Maestre miró hacia el lugar donde las chicas se hallaban profundamente enzarzadas en una conversación con otros cadetes y meneó la cabeza con indulgencia.
– Me temo que no pueden resistir la tentación de alternar con un joven oficial. Ahora las chicas sólo viven para este día. Tiene usted que perdonarlas.
«Debe de pensar que Milagros me ha plantado», pensó Harry.
Maestre tomó un sorbo, se secó el bigotito y los miró.
– Caballeros -dijo-. Ustedes dos conocen al capitán Hillgarth, ¿verdad? Él y yo somos buenos amigos.
– Sí, señor. -El rostro de Tolhurst adquirió de inmediato una expresión de solícito interés.
– Debería saber -añadió Maestre- que reina un profundo malestar en el Gobierno por la cuestión de Negrín. No fue una buena idea que Inglaterra concediera asilo político al primer ministro republicano. Estos rumores que se escuchan en el Parlamento británico molestan sobremanera a nuestros amigos. -El general meneó la cabeza-. A veces, ustedes los ingleses dejan que aniden las víboras en su pecho.
– Es complicado -dijo Tolhurst con la cara muy seria-. No sé cómo se enteraron en la Cámara de los Comunes de que sir Samuel había recomendado que Negrín fuera invitado a marcharse, pero los laboristas están indignados.
– Ustedes pueden controlar su Parlamento, ¿no es cierto?
– Más bien no -contestó Tolhurst-. Estamos en una democracia -añadió en tono de disculpa.
Maestre extendió las manos, sonriendo perplejo.
– Pero Inglaterra no es una república decadente como era Francia, ustedes tienen una monarquía y una aristocracia, comprenden el principio de autoridad.

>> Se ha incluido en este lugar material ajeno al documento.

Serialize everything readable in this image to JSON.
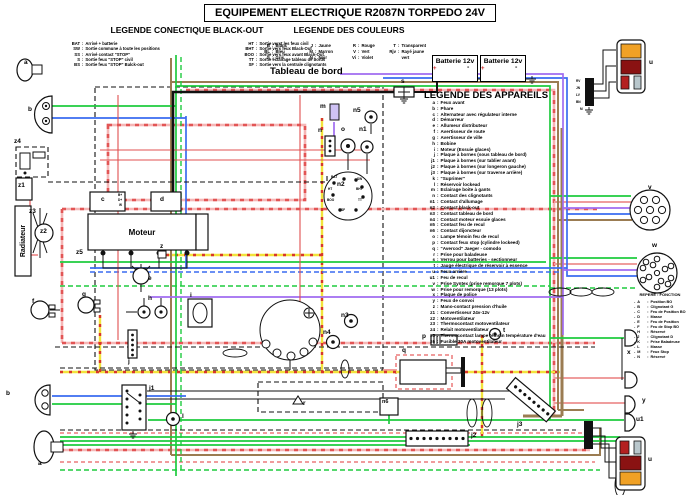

– Se lo diré al capitán Hillgarth -dijo Tolhurst-. Por cierto, señor -añadió-, el capitán preguntaba qué tal van las cosas con el nuevo ministro.
Maestre asintió con la cabeza.
– Dígale que no hay ningún motivo de preocupación a este respecto -contestó en un suave susurro.
Se acercó la señora Maestre y le dio a su marido unos golpecitos en el brazo con su abanico.
– Santiago, ¿ya estás otra vez hablando de política? Esto es el baile de cumpleaños de nuestra hija. -Meneó la cabeza-. Tienen que perdonarle.
Maestre la miró sonriendo.
– Claro, cariño, tienes toda la razón.
La mujer miró con una radiante sonrisa a Harry y Tolhurst.
– Tengo entendido que Juan March está en Madrid. Si ha vuelto definitivamente, seguro que organizará algunas fiestas.
– A mí me han dicho que sólo ha sido una visita breve -replicó Maestre.
Harry lo miró. Otra vez Juan March. El nombre que Hillgarth le había ordenado olvidar, junto con el de los Caballeros de San Jorge.
La señora Maestre miró a sus invitados exultante de felicidad.
– Es el hombre de negocios más próspero de España. Tuvo que marcharse bajo la República, naturalmente. Sería bueno que regresara. No se pueden ustedes imaginar qué triste era la vida en la zona nacional durante la guerra. Pero así tenía que ser, claro. Y, cuando volvimos… -Una sombra cruzó fugazmente por su rostro.